Scott, president of Premier Environmental Services Inc., founded his company in 1998 to provide strategic environmental and consulting services. Today, Premier has grown from a one-man business to one with more than 100 employees in 10 offices across the United States and Canada. In 2003, it posted revenue of $7.7 million; in 2004, that grew to $11 million.
Smart Business spoke with Scott about the challenges of running a fast-growth company, attracting the best employees and the importance of communication.
How do you attract and retain the right employees as your company grows?
Initially, most of the growth that we experienced was relatively easy to deal with. People we knew in the industry, people we worked with in the past, usually colleagues and sometimes competitors, came to work for us, what I would describe as the low-hanging fruit. We attracted people we already knew and trusted and had a good relationship with.
We offer competitive salary and benefits. More importantly, we also have a very innovative incentive bonus program that really awards people for their contribution to revenue rather than makes them dependent on the success of others in the organization.

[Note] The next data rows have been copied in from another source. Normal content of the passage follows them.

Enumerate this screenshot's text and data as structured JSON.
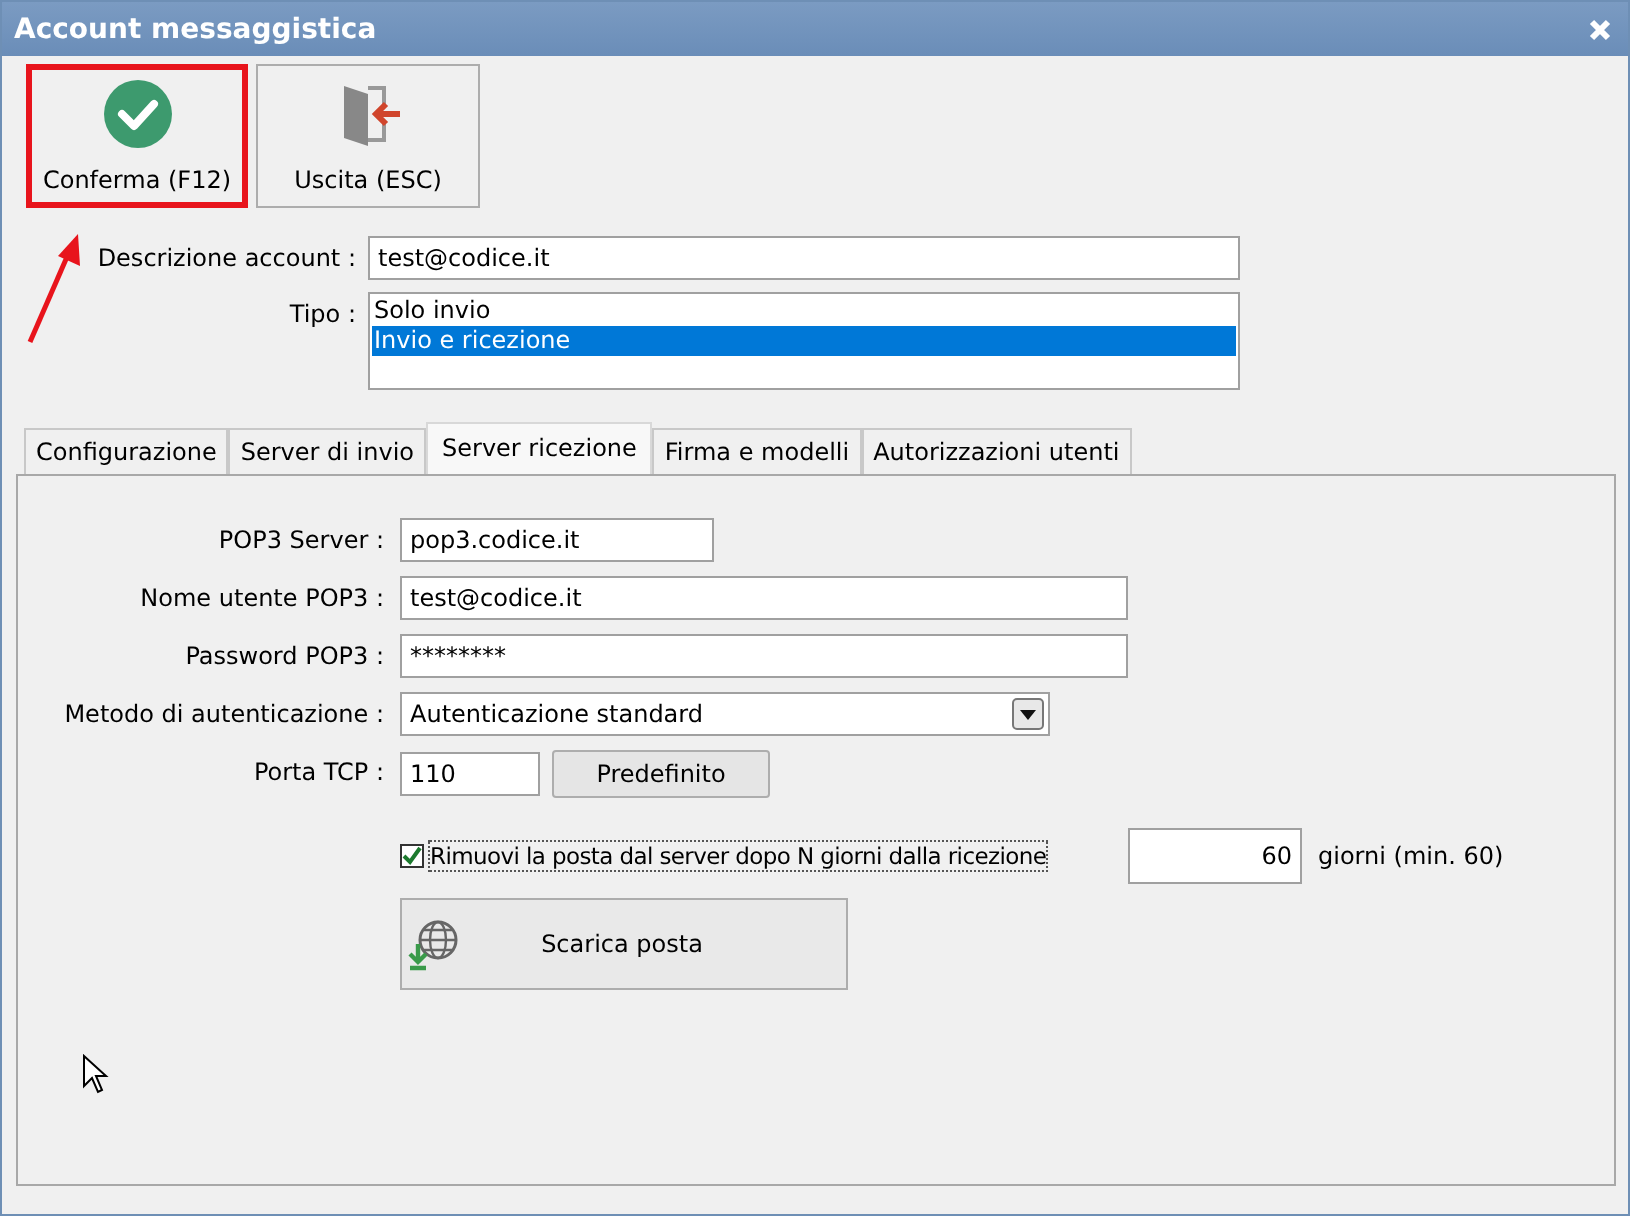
{
  "window": {
    "title": "Account messaggistica"
  },
  "toolbar": [
    {
      "label": "Conferma (F12)",
      "kind": "confirm",
      "highlighted": true
    },
    {
      "label": "Uscita (ESC)",
      "kind": "exit",
      "highlighted": false
    }
  ],
  "account": {
    "label": "Descrizione account :",
    "value": "test@codice.it"
  },
  "tipo": {
    "label": "Tipo :",
    "options": [
      {
        "label": "Solo invio",
        "selected": false
      },
      {
        "label": "Invio e ricezione",
        "selected": true
      }
    ]
  },
  "tabs": [
    {
      "label": "Configurazione",
      "selected": false
    },
    {
      "label": "Server di invio",
      "selected": false
    },
    {
      "label": "Server ricezione",
      "selected": true
    },
    {
      "label": "Firma e modelli",
      "selected": false
    },
    {
      "label": "Autorizzazioni utenti",
      "selected": false
    }
  ],
  "pop3_server": {
    "label": "POP3 Server :",
    "value": "pop3.codice.it"
  },
  "username": {
    "label": "Nome utente POP3 :",
    "value": "test@codice.it"
  },
  "password": {
    "label": "Password POP3 :",
    "value": "********"
  },
  "auth_method": {
    "label": "Metodo di autenticazione :",
    "value": "Autenticazione standard"
  },
  "tcp_port": {
    "label": "Porta TCP :",
    "value": "110",
    "button": "Predefinito"
  },
  "remove_mail": {
    "checked": true,
    "label": "Rimuovi la posta dal server dopo N giorni dalla ricezione",
    "days": "60",
    "days_note": "giorni (min. 60)"
  },
  "download_button": {
    "label": "Scarica posta"
  }
}
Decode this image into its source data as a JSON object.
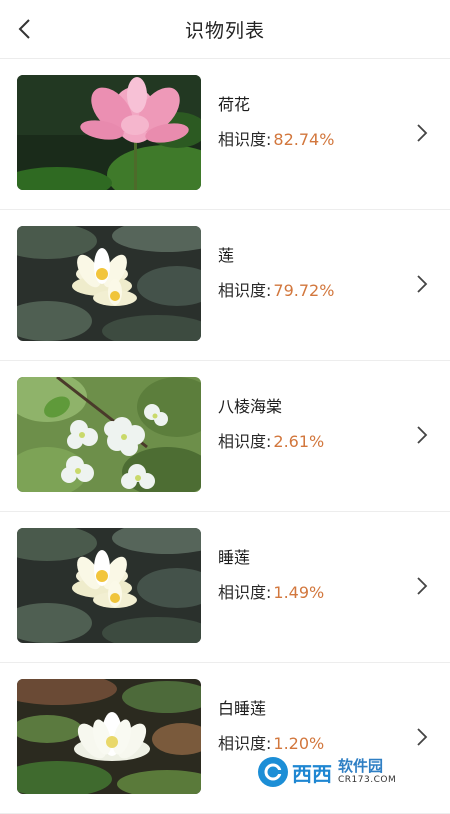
{
  "header": {
    "title": "识物列表",
    "back_icon": "chevron-left-icon"
  },
  "accent_color": "#d2773d",
  "results": [
    {
      "name": "荷花",
      "similarity_label": "相识度:",
      "similarity_value": "82.74%",
      "image": "pink-lotus-photo",
      "chevron_icon": "chevron-right-icon"
    },
    {
      "name": "莲",
      "similarity_label": "相识度:",
      "similarity_value": "79.72%",
      "image": "white-water-lily-photo",
      "chevron_icon": "chevron-right-icon"
    },
    {
      "name": "八棱海棠",
      "similarity_label": "相识度:",
      "similarity_value": "2.61%",
      "image": "white-crabapple-blossom-photo",
      "chevron_icon": "chevron-right-icon"
    },
    {
      "name": "睡莲",
      "similarity_label": "相识度:",
      "similarity_value": "1.49%",
      "image": "white-water-lily-photo",
      "chevron_icon": "chevron-right-icon"
    },
    {
      "name": "白睡莲",
      "similarity_label": "相识度:",
      "similarity_value": "1.20%",
      "image": "white-water-lily-dark-photo",
      "chevron_icon": "chevron-right-icon"
    }
  ],
  "watermark": {
    "brand": "西西",
    "name_cn": "软件园",
    "domain": "CR173.COM"
  }
}
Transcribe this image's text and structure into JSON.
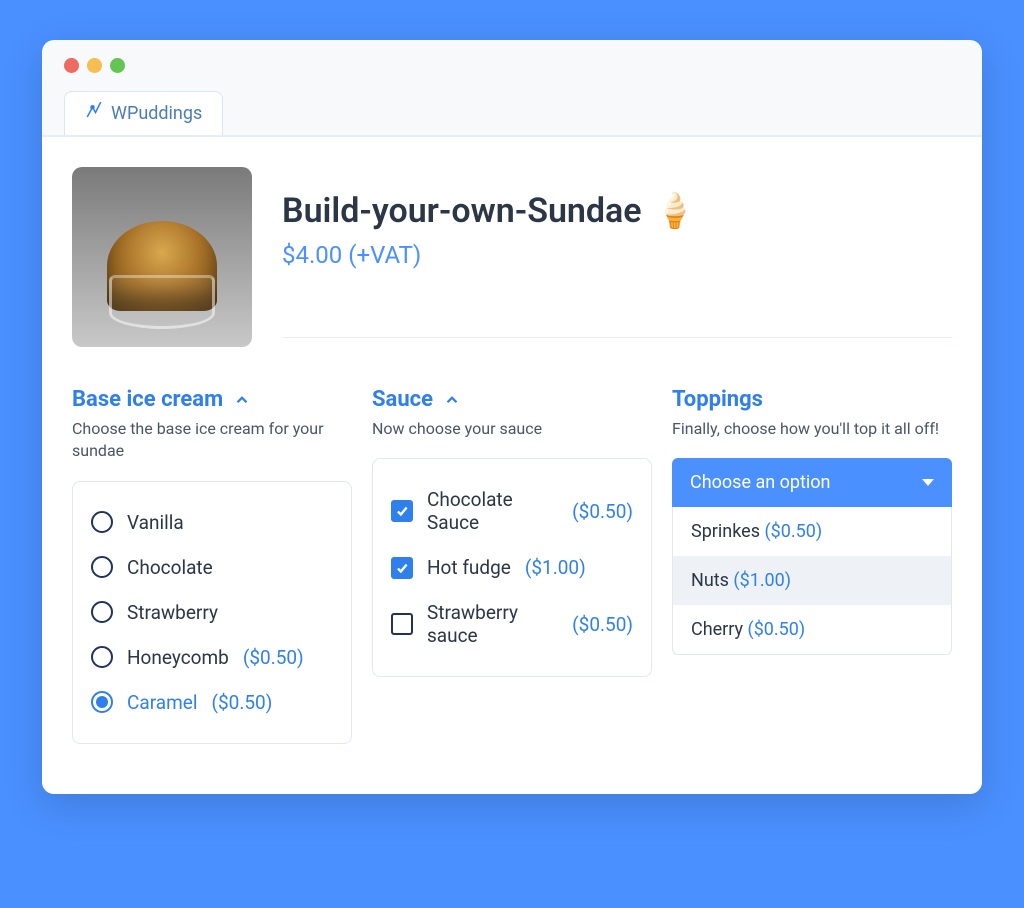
{
  "tab": {
    "label": "WPuddings"
  },
  "product": {
    "title": "Build-your-own-Sundae",
    "emoji": "🍦",
    "price": "$4.00 (+VAT)"
  },
  "sections": {
    "base": {
      "title": "Base ice cream",
      "desc": "Choose the base ice cream for your sundae",
      "options": [
        {
          "label": "Vanilla",
          "price": "",
          "selected": false
        },
        {
          "label": "Chocolate",
          "price": "",
          "selected": false
        },
        {
          "label": "Strawberry",
          "price": "",
          "selected": false
        },
        {
          "label": "Honeycomb",
          "price": "($0.50)",
          "selected": false
        },
        {
          "label": "Caramel",
          "price": "($0.50)",
          "selected": true
        }
      ]
    },
    "sauce": {
      "title": "Sauce",
      "desc": "Now choose your sauce",
      "options": [
        {
          "label": "Chocolate Sauce",
          "price": "($0.50)",
          "checked": true
        },
        {
          "label": "Hot fudge",
          "price": "($1.00)",
          "checked": true
        },
        {
          "label": "Strawberry sauce",
          "price": "($0.50)",
          "checked": false
        }
      ]
    },
    "toppings": {
      "title": "Toppings",
      "desc": "Finally, choose how you'll top it all off!",
      "placeholder": "Choose an option",
      "options": [
        {
          "label": "Sprinkes",
          "price": "($0.50)",
          "hover": false
        },
        {
          "label": "Nuts",
          "price": "($1.00)",
          "hover": true
        },
        {
          "label": "Cherry",
          "price": "($0.50)",
          "hover": false
        }
      ]
    }
  }
}
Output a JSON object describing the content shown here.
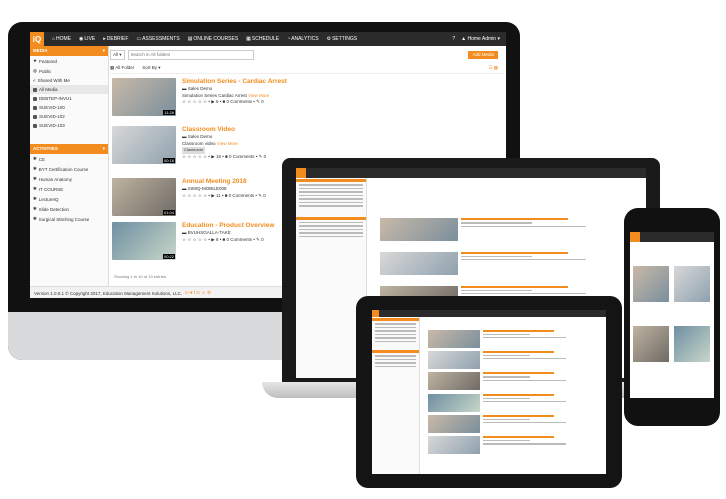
{
  "nav": {
    "logo": "iQ",
    "items": [
      "HOME",
      "LIVE",
      "DEBRIEF",
      "ASSESSMENTS",
      "ONLINE COURSES",
      "SCHEDULE",
      "ANALYTICS",
      "SETTINGS"
    ],
    "help": "?",
    "user": "Home Admin"
  },
  "sidebar": {
    "media_header": "MEDIA",
    "media_items": [
      "Featured",
      "Public",
      "Shared With Me",
      "All Media",
      "DEBTEP-INVU1",
      "SUEVID-100",
      "SUEVID-102",
      "SUEVID-103"
    ],
    "activities_header": "ACTIVITIES",
    "activity_items": [
      "CE",
      "BYT Certification Course",
      "Human Anatomy",
      "IT COURSE",
      "LectureIQ",
      "Slide Detection",
      "Surgical Stitching Course"
    ]
  },
  "filter": {
    "select_value": "All",
    "search_placeholder": "Search in All folders",
    "add_button": "Add Media"
  },
  "toolbar": {
    "folder_label": "All Folder",
    "sort_label": "Sort By"
  },
  "media": [
    {
      "title": "Simulation Series - Cardiac Arrest",
      "folder": "Sales Demo",
      "desc": "Simulation Series Cardiac Arrest",
      "more": "View More",
      "stats": "☆ ☆ ☆ ☆ ☆  •  ▶ 6  •  ■ 0 Comments  •  ✎ 0",
      "duration": "11:26",
      "badge": ""
    },
    {
      "title": "Classroom Video",
      "folder": "Sales Demo",
      "desc": "Classroom video",
      "more": "View More",
      "stats": "☆ ☆ ☆ ☆ ☆  •  ▶ 16  •  ■ 0 Comments  •  ✎ 0",
      "duration": "00:16",
      "badge": "Classroom"
    },
    {
      "title": "Annual Meeting 2018",
      "folder": "SIMIQ-MOBILE008",
      "desc": "",
      "more": "",
      "stats": "☆ ☆ ☆ ☆ ☆  •  ▶ 11  •  ■ 0 Comments  •  ✎ 0",
      "duration": "01:04",
      "badge": ""
    },
    {
      "title": "Education - Product Overview",
      "folder": "BVUHSGALLA-TAKE",
      "desc": "",
      "more": "",
      "stats": "☆ ☆ ☆ ☆ ☆  •  ▶ 8  •  ■ 0 Comments  •  ✎ 0",
      "duration": "00:22",
      "badge": ""
    }
  ],
  "footer": {
    "paging": "Showing 1 to 10 of 19 entries",
    "copyright": "Version 1.0.0.1 © Copyright 2017, Education Management Solutions, LLC.",
    "social": "in ♥ f G ☺ ⚙"
  },
  "colors": {
    "accent": "#f28c1e",
    "nav": "#2b2b2b"
  }
}
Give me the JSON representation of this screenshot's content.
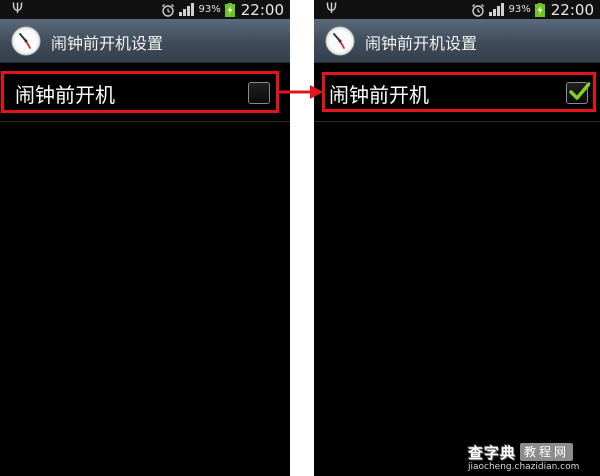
{
  "screens": [
    {
      "status": {
        "battery_percent": "93%",
        "time": "22:00"
      },
      "title": "闹钟前开机设置",
      "setting": {
        "label": "闹钟前开机",
        "checked": false
      }
    },
    {
      "status": {
        "battery_percent": "93%",
        "time": "22:00"
      },
      "title": "闹钟前开机设置",
      "setting": {
        "label": "闹钟前开机",
        "checked": true
      }
    }
  ],
  "colors": {
    "highlight": "#e3151c",
    "arrow": "#e3151c",
    "check": "#7fd321",
    "titlebar": "#465462"
  },
  "icons": [
    "usb-icon",
    "alarm-icon",
    "signal-icon",
    "battery-charging-icon",
    "clock-app-icon",
    "checkmark-icon",
    "arrow-right-icon"
  ],
  "watermark": {
    "brand": "查字典",
    "tag": "教程网",
    "url": "jiaocheng.chazidian.com"
  }
}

I do think that as we have grown, recruiting has become more difficult, because now we are attracting people that we don’t necessarily have a past relationship with.
How do you communicate your vision and message as you keep adding employees?
It is one on one. We’re big believers in face time, particularly with our senior personnel. If you think about it and you want to try to disseminate your vision, the best way is to effectively communicate it to your internal leaders.
They, in turn, will communicate that information to those people that they reach. It’s important to do it face-to-face. I and our senior management team spend a lot of time in all of our branch offices meeting with people and talking.
What skills and qualities are important as you lead a fast-growing company?
I think that an important skill is the ability to listen and to understand the needs of our employees and customers. An important quality is the ability to adapt to change, to not always look at a problem in the same way you always looked at in the past.
Be innovative, creative and flexible. And always work really, really hard. People see and respect you for being willing to roll up your sleeves and dive in.
What challenges do you face as the company continues to grow?
By far the biggest challenge is capital, making sure you have adequate financial resources to not only fund your ongoing operation but also to fund your growth.
In our industry, it costs us $25,000 in cash for every person that we add. When we hire somebody, we have to cover their costs for about three months. Plus you have all of the start-up costs. It is very important to have strong cash management protocols and follow them so that we can grow profitably. Our profit provides the fuel for future growth. So I think cash management is No. 1. No. 2 is to make sure you have the proper infrastructure so that the personnel that you have out there working every day to solve clients’ problems have all the tools and resources that they need to be successful.
Where do you see Premier Environmental Services in the future?
Our objective is to continue to grow the company to a point where it has critical mass, and what I mean by that is a company that is self-sustaining. Included in the process is having a diverse clientele.
We don’t want to have too high a percentage of our revenue concentrated with any one client. I really would like to see no more than 7 percent of our total revenue be with one client. So objectives are to continue to grow the company, add new clients and to diversify our revenue. At the same time, we also want to create a positive environment for people to work. If we do that, we will continue to add quality people with their clients, which fuels our growth and revenue diversification.
What advice do you have for presidents of other fast-growing companies?
Although it may seem trite, I think my main advice is to establish very specific goals and objectives for your business, develop a plan to achieve these goals and objectives, and execute. All too often, I have seen firms start strong in one direction and then get totally distracted, lose their focus on the fundamentals which brought them early success, and then they crash and burn.
Another problem is a lack of a definite exit strategy and a willingness to exit when the external factors make it attractive to do so. There is a strong emotional attachment to what was built that sometimes results in an irrational response to change.
Finally and probably most importantly, business is just business. Don’t let it destroy your family, your health or your faith. The more successful you become, the greater the likelihood that you will become attached to the financial rewards.